Reiterating their position on over-the-top (OTT) companies, such as video streaming and messaging platforms, contributing to the rising network infrastructure costs, the Cellular Operators Association of India (COAI) stated on Thursday that telecom operators’ infrastructure spending has surged by over 59% in the last three financial years.
The surge in capital expenditure over the years was largely driven by disproportionate data traffic from large traffic generating (LTG) platforms, including OTTs, COAI said.
COAI, representing major telecom operators like Bharti Airtel, Reliance Jio, and Vodafone Idea, stated that the infrastructure spending of telcos as of March 2021 end was at Rs 46,532 crore, and the same rose to Rs 73,922 crore at the end of financial year ended March 2023.
“Post pandemic in 2021 the restrictions eased, and the network rollouts started in right earnest to match the already continuously rising data traffic. This also factored in part payments for spectrum acquisition through auctions,”
COAI highlighted that the additional cost of rollout of infrastructure to carry the aggregated data, causes a burden on infrastructure provision, but without any return on investment.
COAI also pointed out that the additional traffic is primarily generated by LTGs, which do not contribute to the increased quality and scope of infrastructure.
Comparing with the pre-OTT era, COAI stated that telecom operators’ infrastructure spending showed a declining trend from 2012 to 2014, with a decrease from Rs 31,432 crore in FY12 to Rs 26,341 crore in FY14, a fall of 16.2%.
Industry estimates revealed a significant rise in data usage per subscriber per month, reaching 18.4 GB in June 2023 compared to 8.7 GB in 2018.
“Putting the entire burden on the TSPs is neither sustainable, nor prudent…The best solution is for an equitable share of these costs to be borne by the 4-5 LTGs responsible for the disproportionate traffic growth,” COAI said.
Of the five models analysed by COAI in its whitepaper that will resolve their issue of getting burdened by increase in data traffic, the association recommended a model that keeps MSMEs (micro, small, and medium enterprises) and startups out of the ambit of fair-share, but includes that only 4-5 LTGs contribute to the cost.
“This is a feasible option and addresses all concerns of various parties – that is net neutrality, double dipping and others.
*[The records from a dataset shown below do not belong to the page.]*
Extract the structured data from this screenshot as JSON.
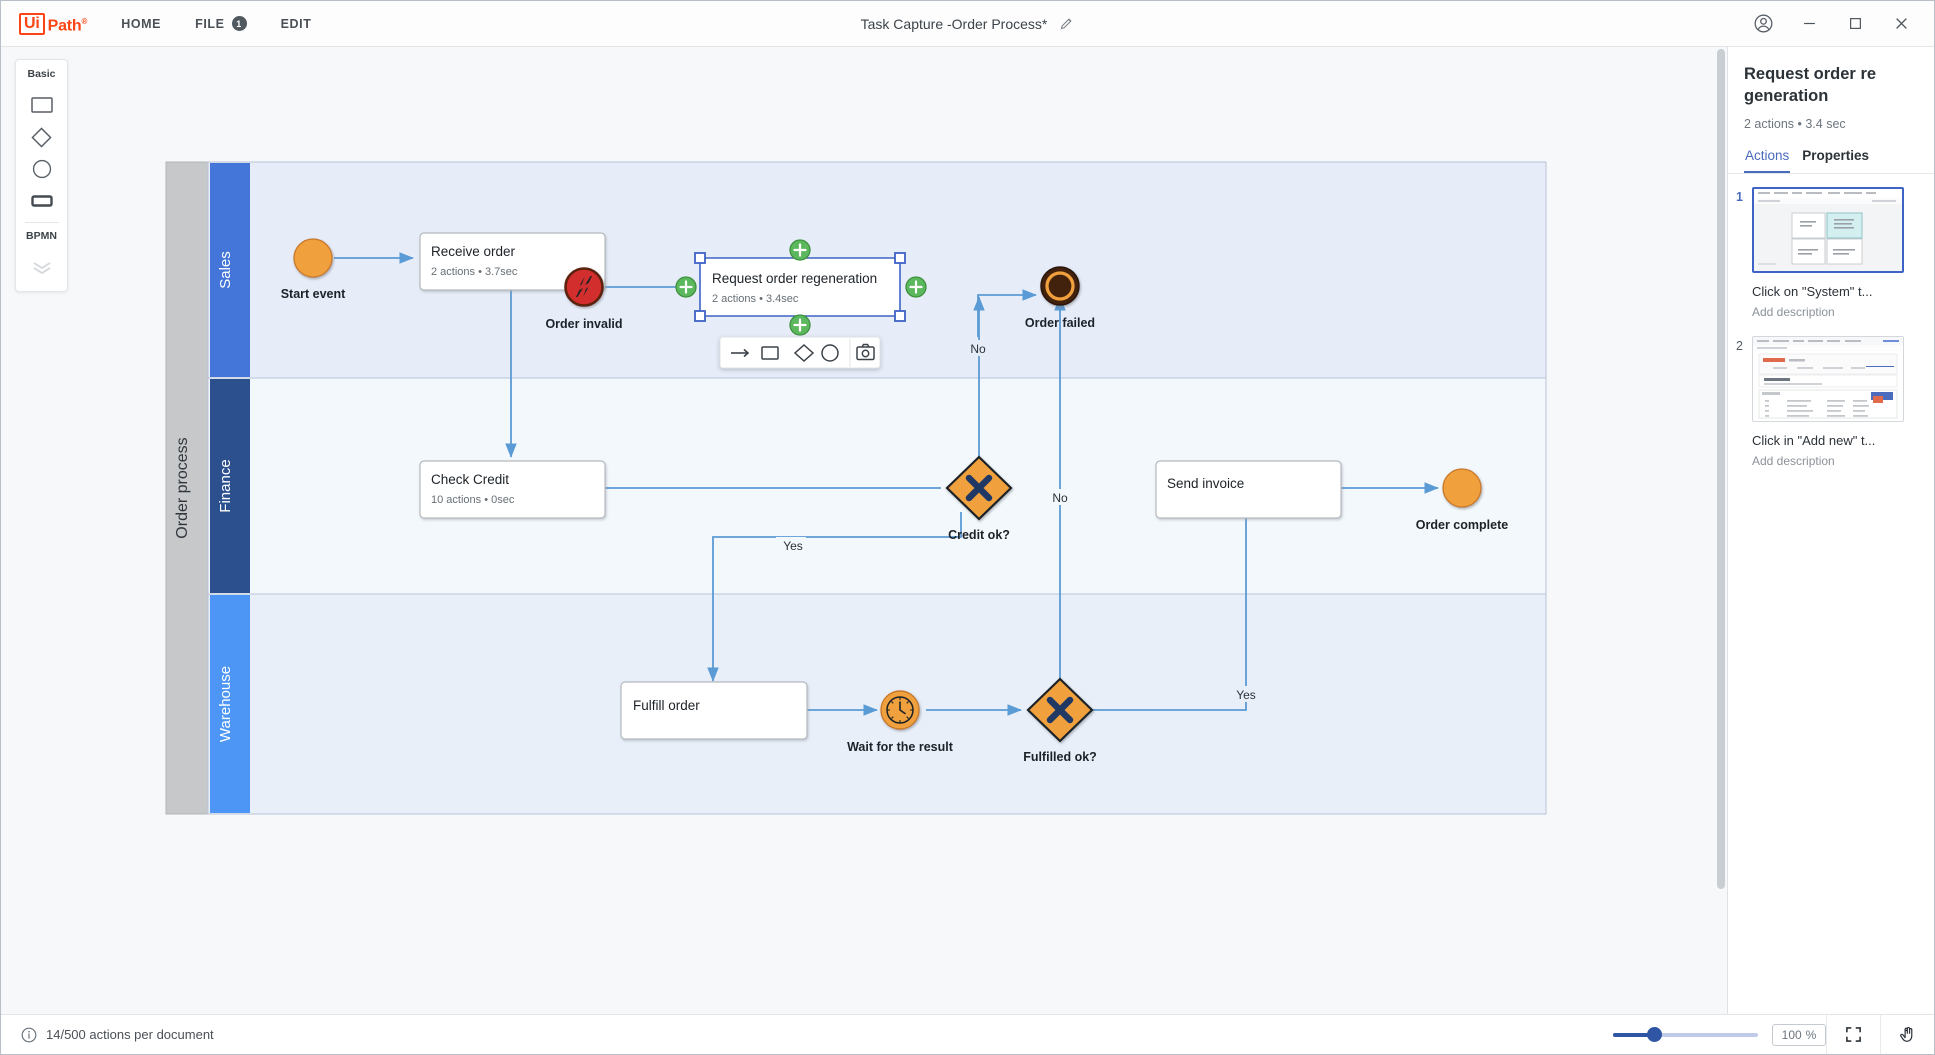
{
  "window": {
    "brand_ui": "Ui",
    "brand_path": "Path",
    "document_title": "Task Capture -Order Process*",
    "edit_title_icon": "pencil-icon",
    "account_icon": "account-circle-icon",
    "minimize_icon": "minimize-icon",
    "maximize_icon": "maximize-icon",
    "close_icon": "close-icon"
  },
  "menu": {
    "items": [
      {
        "label": "HOME",
        "badge": null
      },
      {
        "label": "FILE",
        "badge": "1"
      },
      {
        "label": "EDIT",
        "badge": null
      }
    ]
  },
  "palette": {
    "basic_label": "Basic",
    "bpmn_label": "BPMN",
    "basic_shapes": [
      "rectangle-shape",
      "diamond-shape",
      "circle-shape",
      "rounded-rect-shape"
    ],
    "bpmn_toggle": "chevron-down-icon"
  },
  "node_toolbar": {
    "items": [
      "arrow-tool",
      "rectangle-tool",
      "diamond-tool",
      "circle-tool",
      "screenshot-tool"
    ]
  },
  "right_panel": {
    "title": "Request order re generation",
    "subtitle": "2 actions • 3.4 sec",
    "tabs": [
      {
        "label": "Actions",
        "active": true
      },
      {
        "label": "Properties",
        "active": false
      }
    ],
    "actions": [
      {
        "number": "1",
        "caption": "Click on \"System\" t...",
        "description": "Add description",
        "selected": true
      },
      {
        "number": "2",
        "caption": "Click in \"Add new\" t...",
        "description": "Add description",
        "selected": false
      }
    ]
  },
  "statusbar": {
    "info_icon": "info-circle-icon",
    "actions_text": "14/500 actions per document",
    "zoom_value": "100",
    "zoom_unit": "%",
    "fit_icon": "fit-screen-icon",
    "pan_icon": "hand-pan-icon"
  },
  "diagram": {
    "pool_label": "Order process",
    "lanes": [
      {
        "label": "Sales",
        "color": "#4376d8"
      },
      {
        "label": "Finance",
        "color": "#2c4f8e"
      },
      {
        "label": "Warehouse",
        "color": "#4d96f5"
      }
    ],
    "nodes": [
      {
        "id": "start",
        "type": "start-event",
        "label": "Start event"
      },
      {
        "id": "receive",
        "type": "task",
        "label": "Receive order",
        "meta": "2 actions  •  3.7sec"
      },
      {
        "id": "invalid",
        "type": "error-event",
        "label": "Order invalid"
      },
      {
        "id": "regen",
        "type": "task-selected",
        "label": "Request order regeneration",
        "meta": "2 actions  •  3.4sec"
      },
      {
        "id": "failed",
        "type": "end-event",
        "label": "Order failed"
      },
      {
        "id": "check",
        "type": "task",
        "label": "Check Credit",
        "meta": "10 actions  •  0sec"
      },
      {
        "id": "creditok",
        "type": "gateway",
        "label": "Credit ok?"
      },
      {
        "id": "invoice",
        "type": "task",
        "label": "Send invoice"
      },
      {
        "id": "complete",
        "type": "end-event-open",
        "label": "Order complete"
      },
      {
        "id": "fulfill",
        "type": "task",
        "label": "Fulfill order"
      },
      {
        "id": "wait",
        "type": "timer-event",
        "label": "Wait for the result"
      },
      {
        "id": "fulfilled",
        "type": "gateway",
        "label": "Fulfilled ok?"
      }
    ],
    "edge_labels": [
      {
        "id": "no1",
        "text": "No"
      },
      {
        "id": "no2",
        "text": "No"
      },
      {
        "id": "yes1",
        "text": "Yes"
      },
      {
        "id": "yes2",
        "text": "Yes"
      }
    ],
    "colors": {
      "lane_body_sales": "#e6ecf8",
      "lane_body_finance": "#f2f8fc",
      "lane_body_warehouse": "#e8eff9",
      "pool_header": "#c6c8ca",
      "connector": "#5b9bd5",
      "event_orange": "#f0a03c",
      "gateway_orange": "#f0a03c",
      "error_red": "#d32f2f",
      "end_brown": "#42210b"
    }
  }
}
Hence, this appears to be the most preferred option,” COAI said.
One of the arguments presented by COAI is that while telecom operators charge only the consumers for network access, LTG platforms enjoy a dual revenue advantage, charging both advertisers and consumers in various business models.
“This disparity between the investments made by TSPs (telecom service providers) and the causative benefits reaped by LTG platforms is becoming increasingly evident in the rapidly evolving digital landscape,” COAI said in the whitepaper.
On the other hand, tech companies have been objecting to the argument by telcos saying that OTT players are not pushing the network infrastructure costs of telecom companies. The Broadband India Forum, which represents big tech companies, has argued that the telcos’ own customers are generating additional traffic because they want to use these apps, due to the benefits that accrue to them.